Persist across future sessions
setx DATALINKS_TOKEN "YOUR_BEARER_TOKEN"
setx DATALINKS_NAMESPACE "hr_demo"
setx DATALINKS_DATASET "employee_records"
After using setx, open a new PowerShell window before running your script.
3

Create the dataset (Python)

Create a Python file, for example create_dataset.py, and add the following code:
import os
import json
import requests

BASE_URL = "https://api.datalinks.com/api/v1"

token = os.environ["DATALINKS_TOKEN"]
namespace = os.environ["DATALINKS_NAMESPACE"]
dataset_name = os.environ["DATALINKS_DATASET"]

url = f"{BASE_URL}/ingest/new/{namespace}/{dataset_name}"

headers = {
    "Authorization": f"Bearer {token}",
    "Content-Type": "application/json",
}

payload = {
    # Required. Options: "Public" or "Private"
    "visibility": "Private",

    # Optional but recommended
    "inferDefinition": {
        "dataDescription": "Employee dataset containing demographics and compensation.",
        "fieldDefinition": (
            "id=unique employee identifier\n"
            "name=full employee name\n"
            "age=employee age in years\n"
            "department=work department\n"
            "salary=annual salary in USD\n"
        ),
    },
}

response = requests.post(
    url,
    headers=headers,
    data=json.dumps(payload),
    timeout=30,
)

print("Status:", response.status_code)

if response.headers.get("content-type", "").startswith("application/json"):
    print(json.dumps(response.json(), indent=2))
else:
    print(response.text)

response.raise_for_status()
print("\nDataset created successfully.")
4

Run the script

Run the script using your normal Python workflow:
python create_dataset.py

How this works

This request:
  • Calls POST /ingest/new/{namespace}/{datasetName} to create a dataset
  • Authenticates using a bearer token in the Authorization header
  • Sets dataset visibility to Private
  • Supplies optional metadata to help DataLinks understand the dataset structure
The inferDefinition section is optional, though it is strongly recommended when creating datasets programmatically.

Common issues

Authentication errors If the request fails with a 401 error, confirm that:
  • The token environment variable is set correctly
  • The Authorization header uses the Bearer format
Dataset naming errors If you see a 400 or 404 error, check that:
  • The namespace and dataset name appear in the request URL
  • The dataset name follows standard naming conventions, such as lowercase letters and underscores

Create a dataset in the web platform

If you prefer a simple, guided setup, you can create a dataset directly in the DataLinks web platform. To create a dataset in the web platform, follow these steps:
  1. Log in to your DataLinks account.
  2. In the left navigation menu, click Create a New Dataset.
  3. Enter a name for your dataset. Choose something descriptive, such as customer_transactions_2025
    Use underscores, not spaces, when creating names.
  4. Select or enter a namespace to assign the dataset to. The namespace helps organize related datasets and controls access and context.

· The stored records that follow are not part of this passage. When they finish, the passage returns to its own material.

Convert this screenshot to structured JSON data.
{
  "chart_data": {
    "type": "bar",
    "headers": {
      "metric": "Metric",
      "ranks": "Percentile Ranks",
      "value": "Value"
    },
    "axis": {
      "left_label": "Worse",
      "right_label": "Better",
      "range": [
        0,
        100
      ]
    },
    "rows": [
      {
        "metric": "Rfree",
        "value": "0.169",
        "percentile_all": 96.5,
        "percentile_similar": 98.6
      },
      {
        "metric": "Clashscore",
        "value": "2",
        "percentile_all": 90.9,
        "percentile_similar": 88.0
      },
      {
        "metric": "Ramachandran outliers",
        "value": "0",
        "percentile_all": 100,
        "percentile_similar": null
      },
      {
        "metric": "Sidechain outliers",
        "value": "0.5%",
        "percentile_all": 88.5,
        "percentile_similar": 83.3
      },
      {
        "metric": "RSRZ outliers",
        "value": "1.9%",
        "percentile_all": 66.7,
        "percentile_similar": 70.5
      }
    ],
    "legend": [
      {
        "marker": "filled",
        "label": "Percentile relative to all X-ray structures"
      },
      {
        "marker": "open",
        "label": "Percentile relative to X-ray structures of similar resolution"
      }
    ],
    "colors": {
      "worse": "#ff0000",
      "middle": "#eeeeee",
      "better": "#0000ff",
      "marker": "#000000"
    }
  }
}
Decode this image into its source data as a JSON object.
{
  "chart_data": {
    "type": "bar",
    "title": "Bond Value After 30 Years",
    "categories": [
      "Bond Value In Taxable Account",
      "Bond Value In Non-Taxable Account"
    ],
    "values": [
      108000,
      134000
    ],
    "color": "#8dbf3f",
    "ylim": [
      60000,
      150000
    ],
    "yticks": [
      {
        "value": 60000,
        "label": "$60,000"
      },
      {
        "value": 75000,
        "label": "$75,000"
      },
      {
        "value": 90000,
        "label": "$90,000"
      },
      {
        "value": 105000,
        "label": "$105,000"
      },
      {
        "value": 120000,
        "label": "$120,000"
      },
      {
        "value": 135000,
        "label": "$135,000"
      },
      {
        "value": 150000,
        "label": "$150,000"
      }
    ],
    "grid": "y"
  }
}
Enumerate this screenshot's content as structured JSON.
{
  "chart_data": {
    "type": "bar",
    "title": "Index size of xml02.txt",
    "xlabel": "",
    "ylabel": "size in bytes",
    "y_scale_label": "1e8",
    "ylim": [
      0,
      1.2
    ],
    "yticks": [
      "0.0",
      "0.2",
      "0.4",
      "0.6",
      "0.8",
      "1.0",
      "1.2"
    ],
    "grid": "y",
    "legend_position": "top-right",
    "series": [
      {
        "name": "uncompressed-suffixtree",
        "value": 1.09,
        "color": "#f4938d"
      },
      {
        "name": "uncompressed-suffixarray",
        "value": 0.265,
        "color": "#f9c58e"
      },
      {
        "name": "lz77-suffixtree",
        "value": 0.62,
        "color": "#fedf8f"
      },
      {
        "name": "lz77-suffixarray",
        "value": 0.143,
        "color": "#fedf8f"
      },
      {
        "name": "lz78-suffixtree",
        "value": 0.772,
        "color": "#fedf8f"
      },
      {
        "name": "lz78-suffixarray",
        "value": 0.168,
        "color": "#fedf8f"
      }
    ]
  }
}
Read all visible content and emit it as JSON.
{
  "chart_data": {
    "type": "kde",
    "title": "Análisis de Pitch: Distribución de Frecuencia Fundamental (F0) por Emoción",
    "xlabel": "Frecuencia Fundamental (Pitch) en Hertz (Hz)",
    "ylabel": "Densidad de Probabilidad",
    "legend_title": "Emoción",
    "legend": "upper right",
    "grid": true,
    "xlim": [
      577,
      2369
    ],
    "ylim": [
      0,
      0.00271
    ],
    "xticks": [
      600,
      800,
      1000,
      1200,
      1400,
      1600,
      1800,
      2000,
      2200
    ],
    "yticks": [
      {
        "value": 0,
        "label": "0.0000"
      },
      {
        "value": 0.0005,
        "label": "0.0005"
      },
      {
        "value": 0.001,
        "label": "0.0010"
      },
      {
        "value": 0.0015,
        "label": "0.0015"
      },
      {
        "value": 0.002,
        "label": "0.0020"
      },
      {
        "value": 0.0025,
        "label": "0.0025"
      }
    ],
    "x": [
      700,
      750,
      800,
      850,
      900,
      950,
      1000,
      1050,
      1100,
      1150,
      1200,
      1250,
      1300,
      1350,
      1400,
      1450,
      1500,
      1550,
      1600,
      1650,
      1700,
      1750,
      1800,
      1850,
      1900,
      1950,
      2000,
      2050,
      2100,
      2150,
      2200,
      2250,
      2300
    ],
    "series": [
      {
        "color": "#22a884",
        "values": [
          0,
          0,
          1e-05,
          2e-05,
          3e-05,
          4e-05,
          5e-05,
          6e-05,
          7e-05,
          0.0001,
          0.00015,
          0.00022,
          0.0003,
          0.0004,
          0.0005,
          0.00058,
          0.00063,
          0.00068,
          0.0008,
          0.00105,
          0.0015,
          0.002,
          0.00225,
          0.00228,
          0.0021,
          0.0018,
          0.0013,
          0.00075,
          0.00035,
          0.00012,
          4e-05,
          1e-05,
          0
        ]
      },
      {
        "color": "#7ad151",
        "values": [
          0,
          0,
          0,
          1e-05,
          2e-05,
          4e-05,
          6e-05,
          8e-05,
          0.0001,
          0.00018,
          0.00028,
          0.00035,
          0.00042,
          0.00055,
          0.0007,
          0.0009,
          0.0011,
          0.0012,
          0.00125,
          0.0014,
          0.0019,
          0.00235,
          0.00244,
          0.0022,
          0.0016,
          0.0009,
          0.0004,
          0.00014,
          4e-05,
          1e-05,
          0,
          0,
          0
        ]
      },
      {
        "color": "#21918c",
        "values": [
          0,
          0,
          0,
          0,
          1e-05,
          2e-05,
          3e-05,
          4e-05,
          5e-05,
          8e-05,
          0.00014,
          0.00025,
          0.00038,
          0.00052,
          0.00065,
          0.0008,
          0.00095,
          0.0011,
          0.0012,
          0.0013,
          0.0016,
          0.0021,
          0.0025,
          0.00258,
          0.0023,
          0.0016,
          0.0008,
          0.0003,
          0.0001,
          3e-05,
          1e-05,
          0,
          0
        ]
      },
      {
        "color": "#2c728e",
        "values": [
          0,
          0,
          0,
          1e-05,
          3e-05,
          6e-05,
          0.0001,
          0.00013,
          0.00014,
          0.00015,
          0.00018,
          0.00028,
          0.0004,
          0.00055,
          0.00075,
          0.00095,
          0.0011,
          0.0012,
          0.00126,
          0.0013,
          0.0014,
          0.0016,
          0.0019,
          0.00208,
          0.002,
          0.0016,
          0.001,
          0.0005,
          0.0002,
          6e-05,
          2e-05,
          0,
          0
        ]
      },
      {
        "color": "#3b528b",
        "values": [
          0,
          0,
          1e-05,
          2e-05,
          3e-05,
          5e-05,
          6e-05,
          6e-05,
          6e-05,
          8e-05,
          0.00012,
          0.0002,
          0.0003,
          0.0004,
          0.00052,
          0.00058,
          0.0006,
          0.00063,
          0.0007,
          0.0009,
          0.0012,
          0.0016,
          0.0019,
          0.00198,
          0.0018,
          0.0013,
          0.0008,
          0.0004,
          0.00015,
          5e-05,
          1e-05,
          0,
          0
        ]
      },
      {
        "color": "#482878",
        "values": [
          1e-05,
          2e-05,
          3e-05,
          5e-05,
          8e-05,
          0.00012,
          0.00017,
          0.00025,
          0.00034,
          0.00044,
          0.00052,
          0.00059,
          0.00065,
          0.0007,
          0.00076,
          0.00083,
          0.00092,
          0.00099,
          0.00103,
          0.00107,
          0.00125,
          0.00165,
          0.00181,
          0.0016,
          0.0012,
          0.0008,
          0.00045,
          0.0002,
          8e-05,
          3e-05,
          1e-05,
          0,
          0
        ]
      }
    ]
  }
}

For example, accounting_2025
  5. Use the toggle to set visibility to Private or Public.
  6. Click Create dataset and upload data to finish.
Your dataset will appear in your list of available datasets and will be ready for ingestion and cleaning.

Next steps

Once your dataset exists, you can ingest data into it using the data ingestion endpoints. From there, you can explore schema inference, enrichment, and querying workflows in DataLinks.